Prokuratura zapowiedziała, że skieruje wniosek do sądu rodzinnego o wszczęcie postępowania przeciwko nieletniemu, o zastosowanie środków tymczasowych i umieszczenie nieletniego w schronisku dla nieletnich.
Atak na 12-latkę
Jak mówił wcześniej w rozmowie z tvn24.pl Krzysztof Ciechanowski, rzecznik Prokuratury Okręgowej w Rzeszowie, "dziewczynka w chwili zdarzenia szła sama do pobliskiego sklepu i nagle nieznany mężczyzna miał zajść ją od tyłu, a następnie zadał kilka ran w okolicach szyi oraz głowy, ostrym przedmiotem, najprawdopodobniej nożem".

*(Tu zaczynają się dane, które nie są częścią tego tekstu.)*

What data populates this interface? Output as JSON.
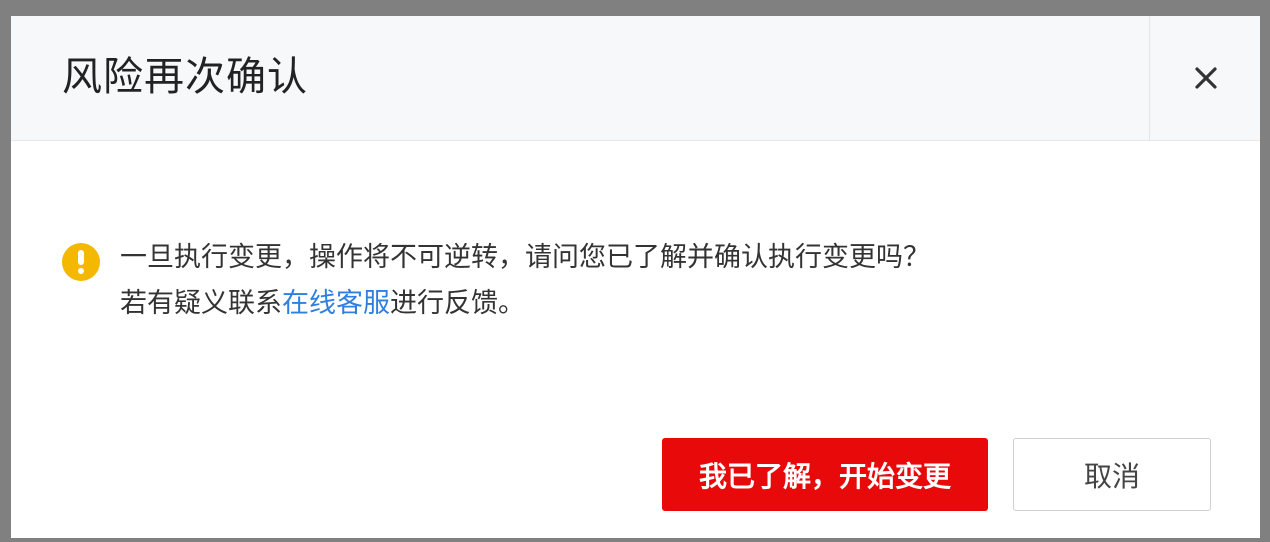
{
  "dialog": {
    "title": "风险再次确认",
    "close_label": "×",
    "message_line1": "一旦执行变更，操作将不可逆转，请问您已了解并确认执行变更吗？",
    "message_line2_prefix": "若有疑义联系",
    "message_link": "在线客服",
    "message_line2_suffix": "进行反馈。",
    "confirm_label": "我已了解，开始变更",
    "cancel_label": "取消",
    "warning_icon": "exclamation-circle-icon",
    "colors": {
      "primary": "#e80a0a",
      "link": "#2f7fe0",
      "warning": "#f5b800"
    }
  }
}
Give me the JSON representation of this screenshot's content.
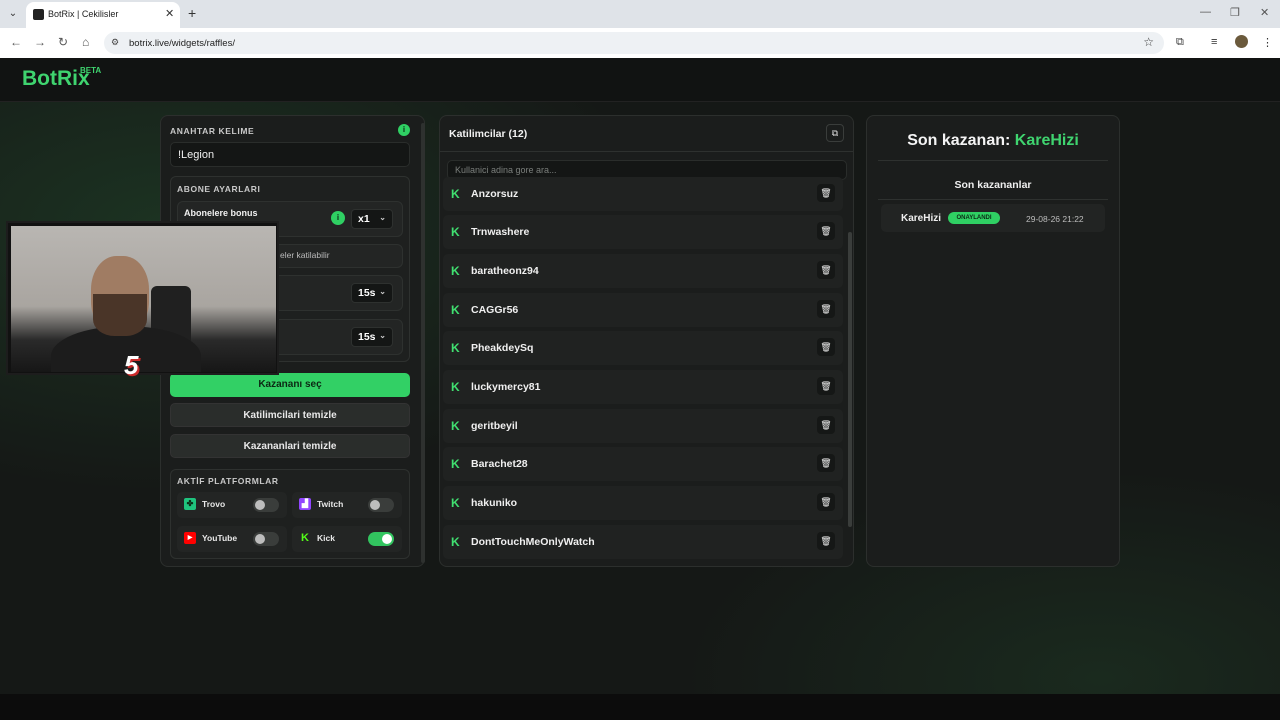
{
  "browser": {
    "tab_title": "BotRix | Cekilisler",
    "url": "botrix.live/widgets/raffles/",
    "new_tab": "+",
    "tab_close": "✕"
  },
  "brand": {
    "logo": "BotRix",
    "beta": "BETA"
  },
  "settings": {
    "keyword_label": "ANAHTAR KELIME",
    "keyword_value": "!Legion",
    "sub_settings_label": "ABONE AYARLARI",
    "sub_bonus_label": "Abonelere bonus",
    "sub_bonus_value": "x1",
    "sub_only_partial": "eler katilabilir",
    "duration_1": "15s",
    "duration_2": "15s"
  },
  "buttons": {
    "pick_winner": "Kazananı seç",
    "clear_participants": "Katilimcilari temizle",
    "clear_winners": "Kazananlari temizle"
  },
  "platforms": {
    "label": "AKTİF PLATFORMLAR",
    "items": [
      {
        "name": "Trovo",
        "enabled": false,
        "color": "#1fc37e"
      },
      {
        "name": "Twitch",
        "enabled": false,
        "color": "#9146ff"
      },
      {
        "name": "YouTube",
        "enabled": false,
        "color": "#ff0000"
      },
      {
        "name": "Kick",
        "enabled": true,
        "color": "#53fc18"
      }
    ]
  },
  "participants": {
    "title": "Katilimcilar (12)",
    "search_placeholder": "Kullanici adina gore ara...",
    "items": [
      "Anzorsuz",
      "Trnwashere",
      "baratheonz94",
      "CAGGr56",
      "PheakdeySq",
      "luckymercy81",
      "geritbeyil",
      "Barachet28",
      "hakuniko",
      "DontTouchMeOnlyWatch"
    ]
  },
  "winners": {
    "title_prefix": "Son kazanan: ",
    "last_winner": "KareHizi",
    "list_title": "Son kazananlar",
    "items": [
      {
        "name": "KareHizi",
        "status": "ONAYLANDI",
        "date": "29-08-26 21:22"
      }
    ]
  },
  "overlay": {
    "badge_text": "5"
  },
  "colors": {
    "accent": "#32d065",
    "background": "#151816",
    "panel": "#1b1d1c"
  }
}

Jak dodał w rozmowie z tvn24.pl, pomocy udzielił jej przypadkowy mężczyzna, który pojawił się w tym miejscu już po ataku. - Dziewczynka była na tyle przytomna i świadoma, że wyciągnęła telefon i zadzwoniła do swojej matki, prosząc o pomoc. Po chwili zjawiła się na miejscu zdarzenia i zadzwoniła na numer alarmowy - poinformował Ciechanowski.

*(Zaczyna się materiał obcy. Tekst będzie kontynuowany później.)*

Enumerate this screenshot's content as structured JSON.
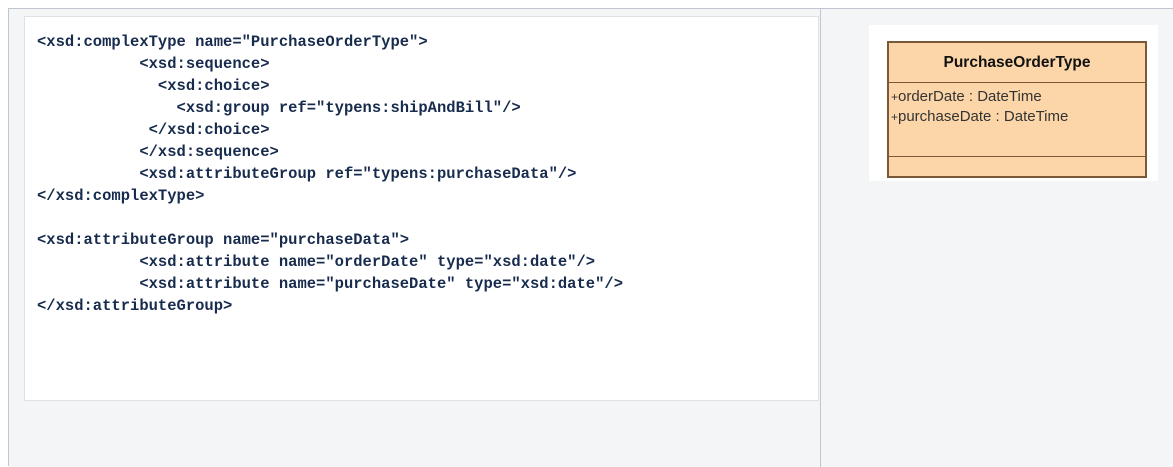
{
  "code": {
    "lines": [
      "<xsd:complexType name=\"PurchaseOrderType\">",
      "           <xsd:sequence>",
      "             <xsd:choice>",
      "               <xsd:group ref=\"typens:shipAndBill\"/>",
      "            </xsd:choice>",
      "           </xsd:sequence>",
      "           <xsd:attributeGroup ref=\"typens:purchaseData\"/>",
      "</xsd:complexType>",
      "",
      "<xsd:attributeGroup name=\"purchaseData\">",
      "           <xsd:attribute name=\"orderDate\" type=\"xsd:date\"/>",
      "           <xsd:attribute name=\"purchaseDate\" type=\"xsd:date\"/>",
      "</xsd:attributeGroup>"
    ]
  },
  "uml_class": {
    "name": "PurchaseOrderType",
    "attributes": [
      {
        "visibility": "+",
        "text": "orderDate : DateTime"
      },
      {
        "visibility": "+",
        "text": "purchaseDate : DateTime"
      }
    ],
    "fill_color": "#fcd6a8",
    "border_color": "#7a5a36"
  }
}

Przekazał, że w momencie udzielania przez niego informacji nie ustalono jeszcze żadnych naocznych świadków zdarzenia, został już jednak zabezpieczony monitoring z kamer na osiedlu. - Jest on teraz przedmiotem analizy - poinformował prokurator.
Atak na osiedlu
Do zdarzenia doszło w poniedziałek (13 listopada) po godzinie 17. Jak ustalił reporter TVN24, policja dostała zgłoszenie o rannej 12-latce na osiedlu Baranówka. Dziecko z ranami ciętymi trafiło do Klinicznego Szpitala Wojewódzkiego nr 2 przy ulicy Lwowskiej w Rzeszowie.
Szpital o stanie dziecka
Rzecznik prasowy Klinicznego Szpitala Wojewódzkiego nr 2 w Rzeszowie Tomasz Warchoł poinformował we wtorek, że dziewczynka przeszła operację w zakresie chirurgii twarzowo-szczękowej. - Przebywa na oddziale intensywnej terapii. Jest utrzymywana w śpiączce farmakologicznej, z której lekarze planują ją wybudzić - podał.
Po godzinie 14 rzecznik szpitala przekazał nam, że lekarze zdecydowali, że 12-latka nie będzie dzisiaj wybudzana ze śpiączki. - Na początku wydawało się, że po operacji zostanie wybudzona, ale lekarze podjęli decyzję, że będzie jeszcze utrzymywana w śpiączce - powiedział we wtorek nam Tomasz Warchoł.
Zaznaczył, że stan dziewczynki jest średnio-ciężki, stabilny, a rokowania według lekarzy są dobre.
W środę ogłoszono, że dziewczynkę udało się wybudzić.